Provavelmente, se houvesse mais concorrência no setor bancário, a situação seria bem diferente. Após as fusões e aquisições dos últimos anos e, de acordo com o último Relatório de Economia Bancária (REB) do BC, pouco mais de 80% dos ativos estão nas mãos de cinco bancos (Itaú Unibanco, Banco do Brasil, Caixa Econômica Federal, Bradesco e Santander), a maior proporção entre os países emergentes e uma das maiores concentrações do sistema bancário do planeta. No crédito pessoal, estas mesmas instituições dominam mais de 75% das operações. É relevante abrir o mercado para contar com mais players, mais participantes da iniciativa privada, trazer mais investimento para o Brasil. A falta de competição é um incentivo à menor eficiência.

Acontece que também existem vários argumentos envolvendo a “falta de garantia” para os credores, abrindo, dessa forma, um caminho natural para a plena adoção do Cadastro Positivo. Esta é uma boa opção para o consumidor, que terá que fornecer o histórico dos seus pagamentos para que os bancos e instituições financeiras liberem um crédito mais adequado ao seu perfil. São exigidas muitas informações para melhor definir o risco de cada tomador, o que reduz a inadimplência e a necessidade de cobrar juros altos tanto de bons como de maus pagadores. Sem elas, existe a cobrança de juros elevados de todos que pleiteiam o crédito.

No primeiro desgoverno de Dilma, os bancos públicos reduziram os juros. A “iluminada” presidente, querendo baratear o crédito, usou as estatais, mas os bancos privados não seguiram o mesmo caminho e os públicos acabaram posteriormente elevando os juros.
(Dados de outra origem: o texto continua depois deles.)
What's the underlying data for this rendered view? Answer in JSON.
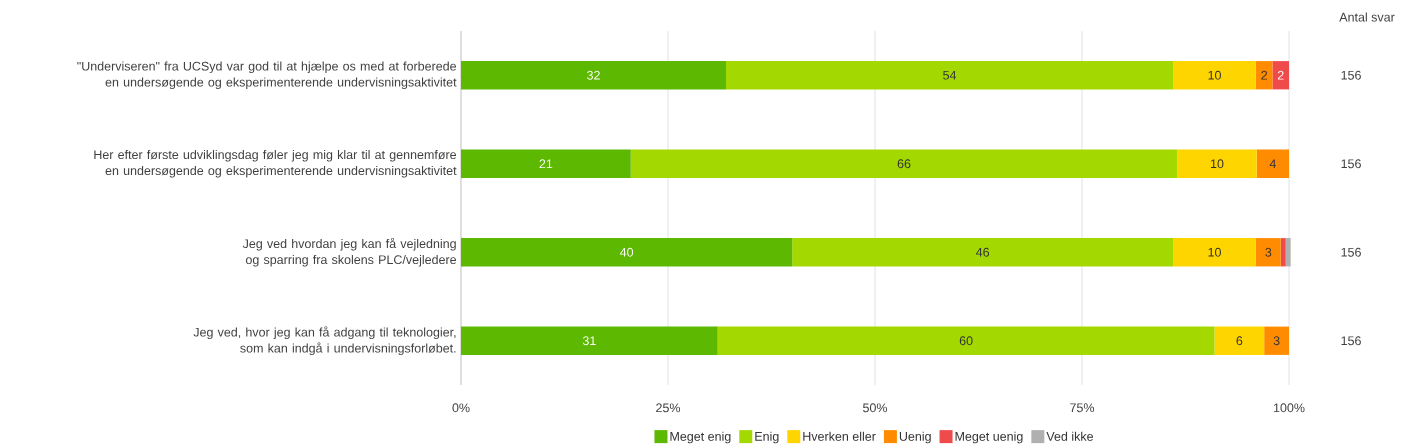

Ela criou um ambiente completamente artificial que fortaleceu, ainda mais, o fundamento de que não é na “marra” que os juros são derrubados.

Caso o próximo mandatário esteja decidido em manter o monumental descompasso existente entre os juros básicos e os juros na ponta, este será mais outro grande obstáculo para que nossa economia possa sair dessa letargia em que se encontra instalada.

Porém, se o País não procurar equilibrar suas contas, impedindo que seus gastos continuem superando suas receitas, fatalmente o resultado é cada vez mais dívida. Quanto mais o país se endivida, maiores serão os juros cobrados por quem empresta e, consequentemente, o risco de inadimplência aumenta consideravelmente. Isso reduz a confiança de quem investe no Brasil e faz com que as taxas de juros subam, propagando-se por toda a economia. Sem a reforma da Previdência, assistiremos ao colapso fiscal e a conquista de juros civilizados fica apenas no âmbito do sonho e na esperança de que um dia isso poderá acontecer, com grande possibilidade da Selic voltar a subir no próximo governo.

Não resta dúvida de que os bancos, mais cedo ou mais tarde, terão que se ajustar para enfrentar a concorrência. As “fintechs” (empresas que utilizam tecnologias para atuarem no setor financeiro) avançam no mercado e juntamente com as cooperativas de crédito estão demostrando que é possível diminuir as taxas, apesar de que não consigam ainda gerar pressão competitiva sobre as grandes instituições.

Pelo que tenho visto neste início de campanha, a concentração bancária é um tema que se destaca logo no debate sobre o crédito entre os presidenciáveis, por ter um notável apelo popular. O diagnóstico deles é muito simples e praticamente unânime: não existe concorrência suficiente.

Aliás, na semana passada, a decisão do BC sobre a operação realizada entre o Itaú Unibanco e a XP Investimentos é uma reação perfeita à crescente pressão da sociedade sobre a concentração bancária, visando estimular a competição no mercado financeiro. A saída para os bancos é terem uma gestão notadamente empreendedora, inovadora, buscando caminhos que lhes tragam diferenciais competitivos que possam mantê-los no mercado e que não sejam o de simplesmente comprar a concorrência.

O futuro presidente terá que ser determinado, dotado de uma razoável musculatura política para agir com pragmatismo, sabendo dominar essencialmente todos os instrumentos a fim de promover as mudanças necessárias que venham a impulsionar a retomada do crescimento econômico, obviamente abdicando de preconceito ideológico.


14 de agosto de 2018
Arthur Jorge Costa Pinto é Administrador, com MBA em Finanças pela UNIFACS (Universidade Salvador).